Dentre essas substâncias está a proteína PAI -1, que inibe a capacidade fibrinolítica, levando ao surgimento de doenças arterioscleróticas e tromboses. A pessoa fica mais sujeita a formar mais trombos e placas de gorduras, que levam a doenças como infartos e tromboses. Quando engordamos, o tecido adiposo começa a secretar também substâncias do nosso sistema imunológico.
Com o aumento da obesidade entre crianças e jovens, o risco de doenças também aumenta nessa faixa etária?
Oriento uma tese de doutorado na UFMG, sobre as consequências do sobrepeso e obesidade para as crianças e adolescentes. Problemas de saúde que se pensava só apareciam na fase adulta e meia idade, hoje migraram para a infância. Aquilo que se esperava que fosse acontecer quando tivesse 30, 40 anos ou mais está acontecendo aos 12 ,13 anos de idade. Algumas crianças já apresentam o diabetes tipo II, que antes só aparecia depois dos 40.
Como pesquisadora e professora de educação física, o que acha que deve ser feito para conter esse quadro de obesidade?
Nas escolas públicas, por exemplo, o governo diminuiu muito o número de aulas de educação física. Isso reflete na saúde.
Devido à falta de professores ou infraestrutura?

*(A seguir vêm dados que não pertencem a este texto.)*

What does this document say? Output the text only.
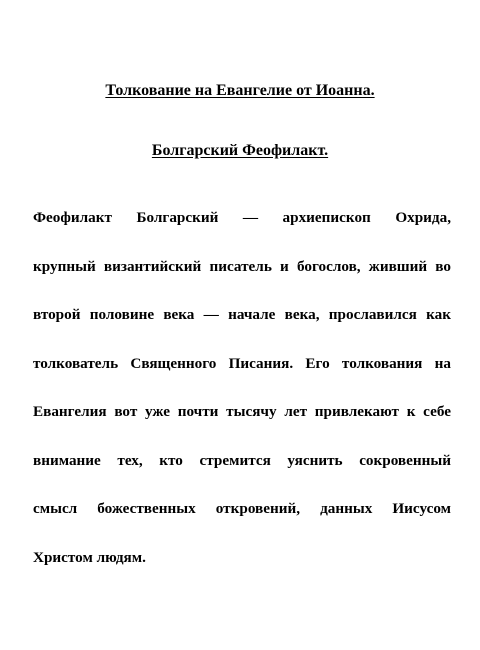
Толкование на Евангелие от Иоанна.
Болгарский Феофилакт.
Феофилакт Болгарский — архиепископ Охрида,
крупный византийский писатель и богослов, живший во
второй половине века — начале века, прославился как
толкователь Священного Писания. Его толкования на
Евангелия вот уже почти тысячу лет привлекают к себе
внимание тех, кто стремится уяснить сокровенный
смысл божественных откровений, данных Иисусом
Христом людям.
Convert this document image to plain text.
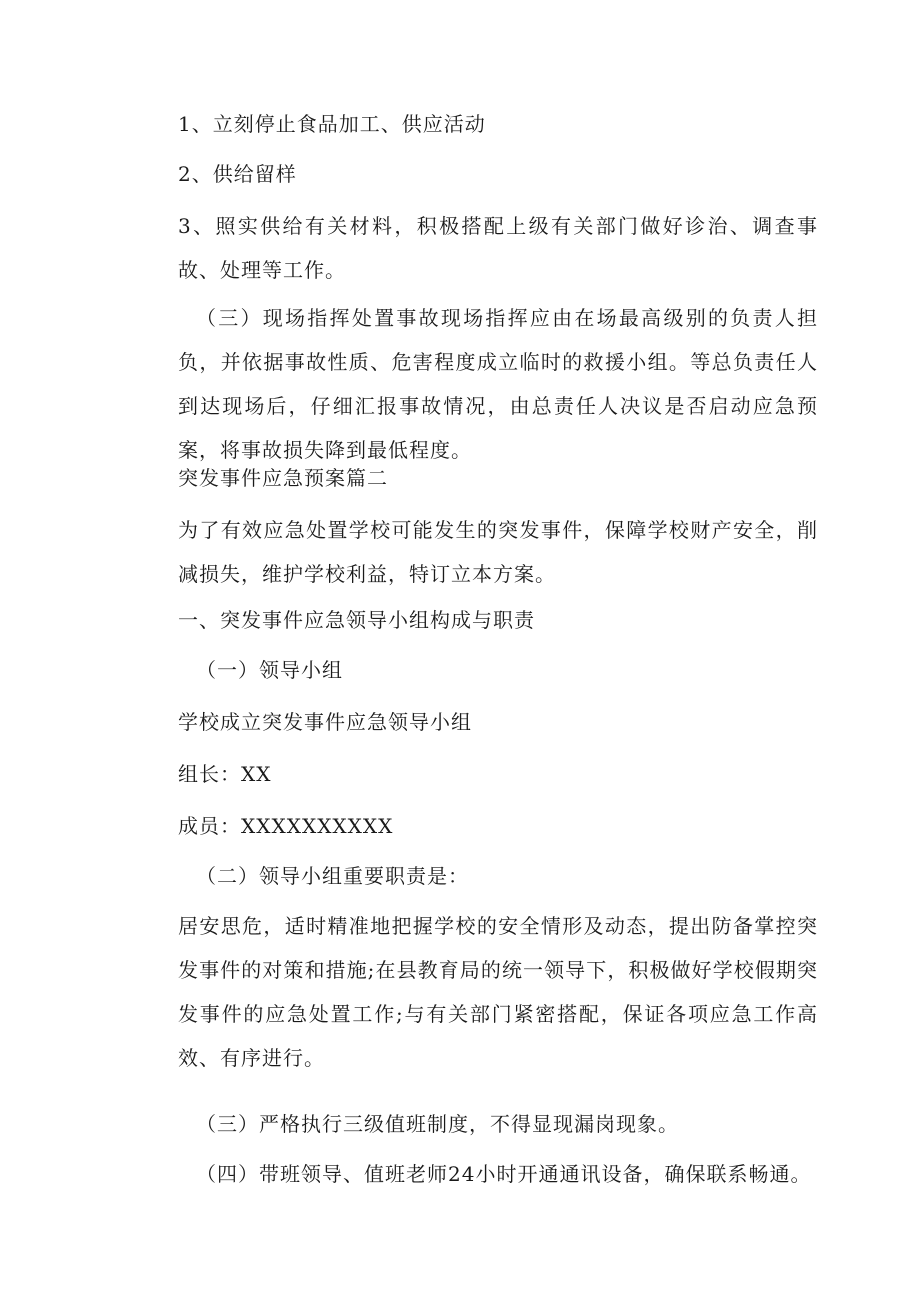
1、立刻停止食品加工、供应活动

2、供给留样

3、照实供给有关材料，积极搭配上级有关部门做好诊治、调查事故、处理等工作。

（三）现场指挥处置事故现场指挥应由在场最高级别的负责人担负，并依据事故性质、危害程度成立临时的救援小组。等总负责任人到达现场后，仔细汇报事故情况，由总责任人决议是否启动应急预案，将事故损失降到最低程度。

突发事件应急预案篇二

为了有效应急处置学校可能发生的突发事件，保障学校财产安全，削减损失，维护学校利益，特订立本方案。

一、突发事件应急领导小组构成与职责

（一）领导小组

学校成立突发事件应急领导小组

组长：XX

成员：XXXXXXXXXX

（二）领导小组重要职责是：

居安思危，适时精准地把握学校的安全情形及动态，提出防备掌控突发事件的对策和措施;在县教育局的统一领导下，积极做好学校假期突发事件的应急处置工作;与有关部门紧密搭配，保证各项应急工作高效、有序进行。

（三）严格执行三级值班制度，不得显现漏岗现象。

（四）带班领导、值班老师24小时开通通讯设备，确保联系畅通。
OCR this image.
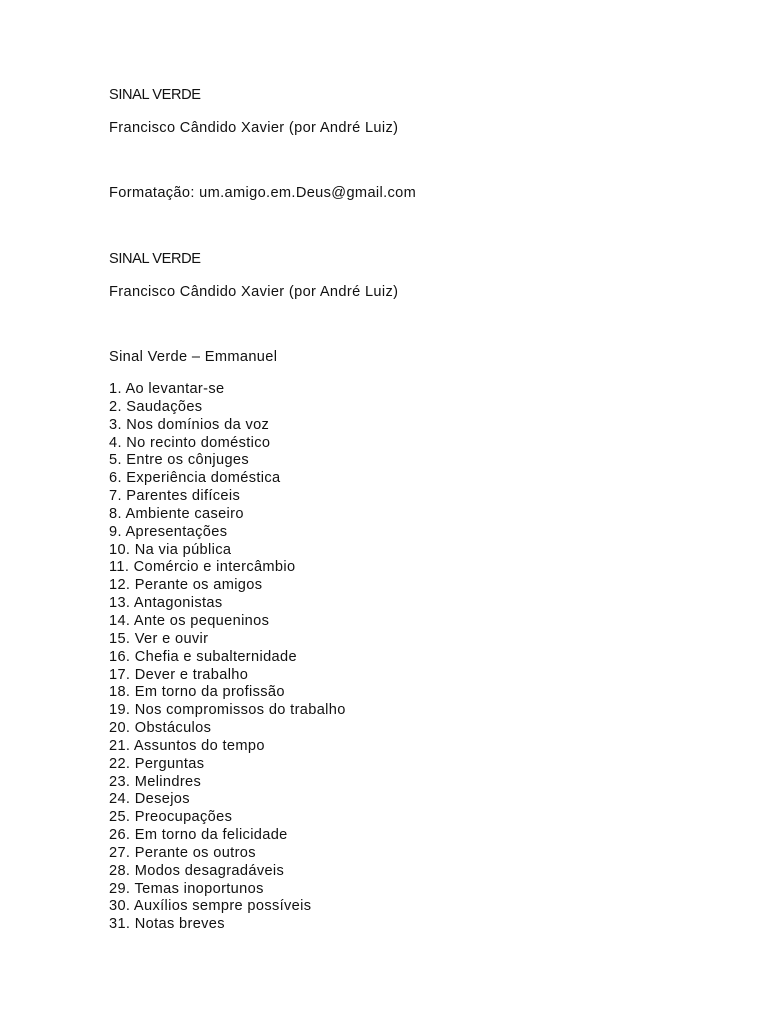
SINAL VERDE
Francisco Cândido Xavier (por André Luiz)
Formatação: um.amigo.em.Deus@gmail.com
SINAL VERDE
Francisco Cândido Xavier (por André Luiz)
Sinal Verde – Emmanuel
1. Ao levantar-se
2. Saudações
3. Nos domínios da voz
4. No recinto doméstico
5. Entre os cônjuges
6. Experiência doméstica
7. Parentes difíceis
8. Ambiente caseiro
9. Apresentações
10. Na via pública
11. Comércio e intercâmbio
12. Perante os amigos
13. Antagonistas
14. Ante os pequeninos
15. Ver e ouvir
16. Chefia e subalternidade
17. Dever e trabalho
18. Em torno da profissão
19. Nos compromissos do trabalho
20. Obstáculos
21. Assuntos do tempo
22. Perguntas
23. Melindres
24. Desejos
25. Preocupações
26. Em torno da felicidade
27. Perante os outros
28. Modos desagradáveis
29. Temas inoportunos
30. Auxílios sempre possíveis
31. Notas breves
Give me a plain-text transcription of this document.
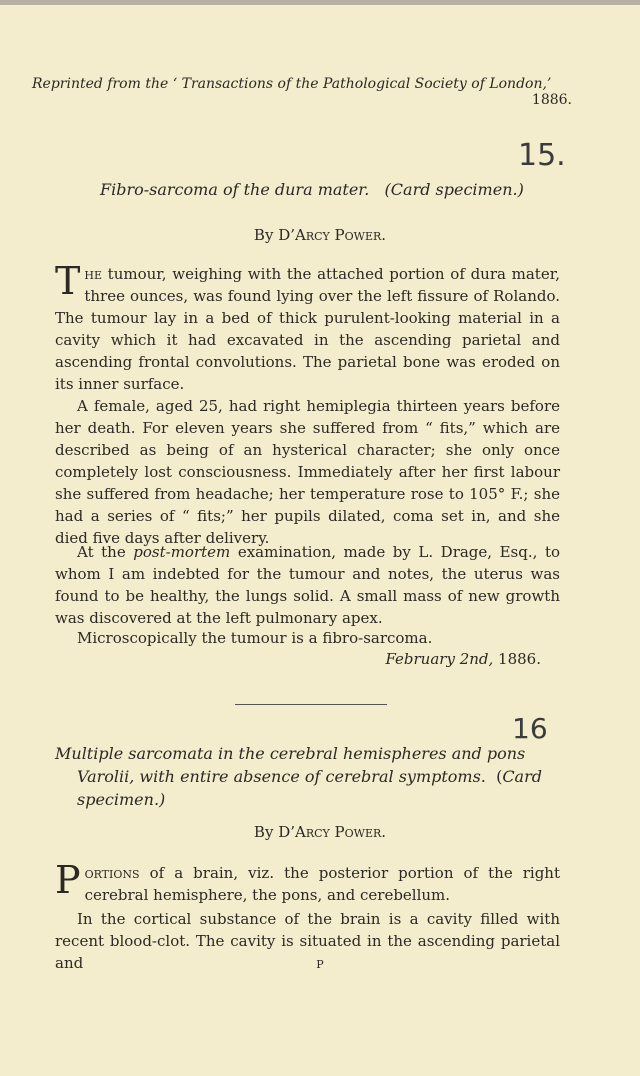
Reprinted from the ‘ Transactions of the Pathological Society of London,’
1886.
15.
Fibro-sarcoma of the dura mater. (Card specimen.)
By D’Arcy Power.
The tumour, weighing with the attached portion of dura mater, three ounces, was found lying over the left fissure of Rolando. The tumour lay in a bed of thick purulent-looking material in a cavity which it had excavated in the ascending parietal and ascending frontal convolutions. The parietal bone was eroded on its inner surface.
A female, aged 25, had right hemiplegia thirteen years before her death. For eleven years she suffered from “ fits,” which are described as being of an hysterical character; she only once completely lost consciousness. Immediately after her first labour she suffered from headache; her temperature rose to 105° F.; she had a series of “ fits;” her pupils dilated, coma set in, and she died five days after delivery.
At the post-mortem examination, made by L. Drage, Esq., to whom I am indebted for the tumour and notes, the uterus was found to be healthy, the lungs solid. A small mass of new growth was discovered at the left pulmonary apex.
Microscopically the tumour is a fibro-sarcoma.
February 2nd, 1886.
16
Multiple sarcomata in the cerebral hemispheres and pons
Varolii, with entire absence of cerebral symptoms. (Card
specimen.)
By D’Arcy Power.
Portions of a brain, viz. the posterior portion of the right cerebral hemisphere, the pons, and cerebellum.
In the cortical substance of the brain is a cavity filled with recent blood-clot. The cavity is situated in the ascending parietal and	P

Acho que seja devido à ausência de uma política pública que fossem capazes de mostrar a importância dessa aula. Pensa-se muito a educação física nos aspectos lúdicos, sociais, pedagógicos, a formação do ser humano, que é muito importante, mas, às vezes, negligencia-se o papel da educação física na promoção da saúde também. A pesquisa que oriento na Escola de Medicina mostra que em escolas públicas só as aulas de educação física não foram capazes de conter a obesidade entre as crianças. Nós acompanhamos um grupo de alunos durante um ano.
Na alimentação, qual é o maior vilão da obesidade?
As pessoas, sobretudo as que não querem engordar, preocupam-se muito com a gordura na alimentação. Claro que tem de se preocupar, mas um dos maiores vilões nesse processo inflamatório da obesidade é a sacarose, o açúcar. A dieta com muita sacarose é inflamatória. Nas duas pesquisas que temos em andamento, para induzir a obesidade e o processo inflamatório nos ratos, a gente dá leite condensado. Em nove semanas, nós temos animais obesos e inflamados.